Plattform
wordpress
Komponente
wpdm-elementor
Behoben in
1.3.1
CVE-2026-24956 describes a SQL Injection vulnerability discovered in Download Manager Addons for Elementor, a WordPress plugin. This flaw allows attackers to perform blind SQL injection, potentially leading to unauthorized data access and manipulation. The vulnerability impacts versions from 0.0.0 through 1.3.0. A fix is available in version 2.0.0.
The SQL Injection vulnerability in Download Manager Addons for Elementor poses a significant risk to WordPress websites utilizing the plugin. An attacker could exploit this flaw to bypass authentication mechanisms and directly query the database. This could lead to the exfiltration of sensitive user data, including usernames, passwords, email addresses, and potentially even financial information if the plugin interacts with e-commerce functionalities. The blind nature of the injection means the attacker may need to perform numerous queries to extract data, but the potential impact remains severe. Successful exploitation could also allow an attacker to modify or delete data within the database, leading to website defacement or complete data loss. This vulnerability shares characteristics with other SQL injection attacks, where attackers leverage database queries to gain unauthorized access.
CVE-2026-24956 was publicly disclosed on 2026-02-20. Currently, there is no indication of active exploitation campaigns targeting this vulnerability. No public proof-of-concept (PoC) code has been released, but the nature of SQL injection vulnerabilities makes it likely that one will emerge. The vulnerability has been added to the CISA KEV catalog, indicating a potential risk to federal information systems.
Websites utilizing Download Manager Addons for Elementor, particularly those with sensitive user data or financial transactions, are at significant risk. Shared hosting environments where multiple WordPress sites share the same database are especially vulnerable, as a compromise of one site could potentially lead to the compromise of others.
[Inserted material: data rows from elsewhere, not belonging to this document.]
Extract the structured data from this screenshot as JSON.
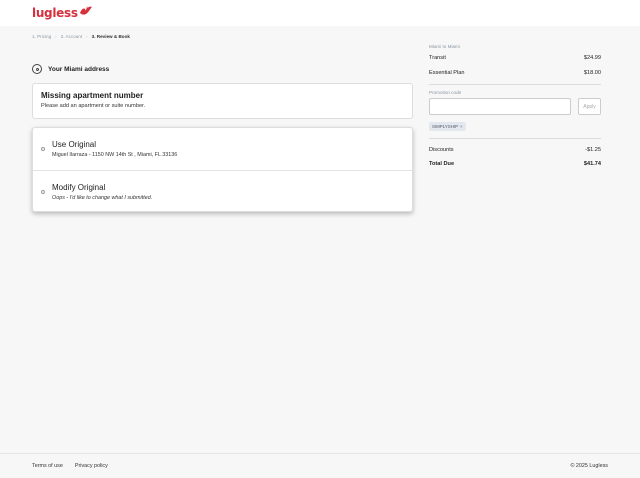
{
  "brand": {
    "name": "lugless",
    "color": "#d6303d"
  },
  "breadcrumb": [
    {
      "label": "1. Pricing"
    },
    {
      "label": "2. Account"
    },
    {
      "label": "3. Review & Book"
    }
  ],
  "address_section": {
    "title": "Your Miami address",
    "icon": "location-pin-icon"
  },
  "alert": {
    "title": "Missing apartment number",
    "message": "Please add an apartment or suite number."
  },
  "options": [
    {
      "label": "Use Original",
      "detail": "Miguel Ilarraza - 1150 NW 14th St , Miami, FL 33136"
    },
    {
      "label": "Modify Original",
      "detail": "Oops - I'd like to change what I submitted."
    }
  ],
  "summary": {
    "route": "Miami to Miami",
    "transit_label": "Transit",
    "transit_value": "$24.99",
    "plan_label": "Essential Plan",
    "plan_value": "$18.00",
    "promo_label": "Promotion code",
    "promo_placeholder": "",
    "apply_label": "Apply",
    "applied_code": "SIMPLYSHIP",
    "discounts_label": "Discounts",
    "discounts_value": "-$1.25",
    "total_label": "Total Due",
    "total_value": "$41.74"
  },
  "footer": {
    "terms": "Terms of use",
    "privacy": "Privacy policy",
    "copyright": "© 2025 Lugless"
  }
}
• wordpress / composer / npm:
grep -r "wpdm_download_id = '" /var/www/html/wp-content/plugins/download-manager-addons-for-elementor/includes/• generic web:
curl -I https://your-wordpress-site.com/wp-admin/admin-ajax.php?action=wpdm_get_download_link&file_id=1 | grep SQLdisclosure
Exploit-Status
EPSS
0.04% (12% Perzentil)
CISA SSVC
CVSS-Vektor
The primary mitigation for CVE-2026-24956 is to immediately upgrade Download Manager Addons for Elementor to version 2.0.0 or later. If upgrading is not immediately feasible due to compatibility issues or breaking changes, consider temporarily disabling the plugin to reduce the attack surface. Web Application Firewalls (WAFs) configured with rules to detect and block SQL injection attempts can provide an additional layer of defense. Reviewing and hardening database user permissions, limiting access to only necessary data, can also reduce the potential impact of a successful exploit. Monitor WordPress logs for suspicious database queries that might indicate an ongoing attack.
Aktualisieren Sie auf Version 2.0.0 oder eine neuere gepatchte Version
Schwachstellenanalysen und kritische Warnungen direkt in deinen Posteingang.
CVE-2026-24956 is a critical SQL Injection vulnerability affecting Download Manager Addons for Elementor, allowing attackers to potentially extract sensitive data from the database.
You are affected if you are using Download Manager Addons for Elementor versions 0.0.0 through 1.3.0. Upgrade to 2.0.0 or later to resolve the issue.
Upgrade Download Manager Addons for Elementor to version 2.0.0 or later. Consider WAF rules as a temporary mitigation if immediate upgrade is not possible.
There is currently no evidence of active exploitation, but the CRITICAL severity warrants immediate attention and remediation.
Refer to the official Download Manager Addons for Elementor website or WordPress plugin repository for the latest advisory and update information.
Lade deine Abhängigkeitsdatei hoch und erfahre sofort, ob dich diese und andere CVEs treffen.
Lade deine Abhängigkeitsdatei hoch und erfahre sofort, ob dich diese und andere CVEs treffen.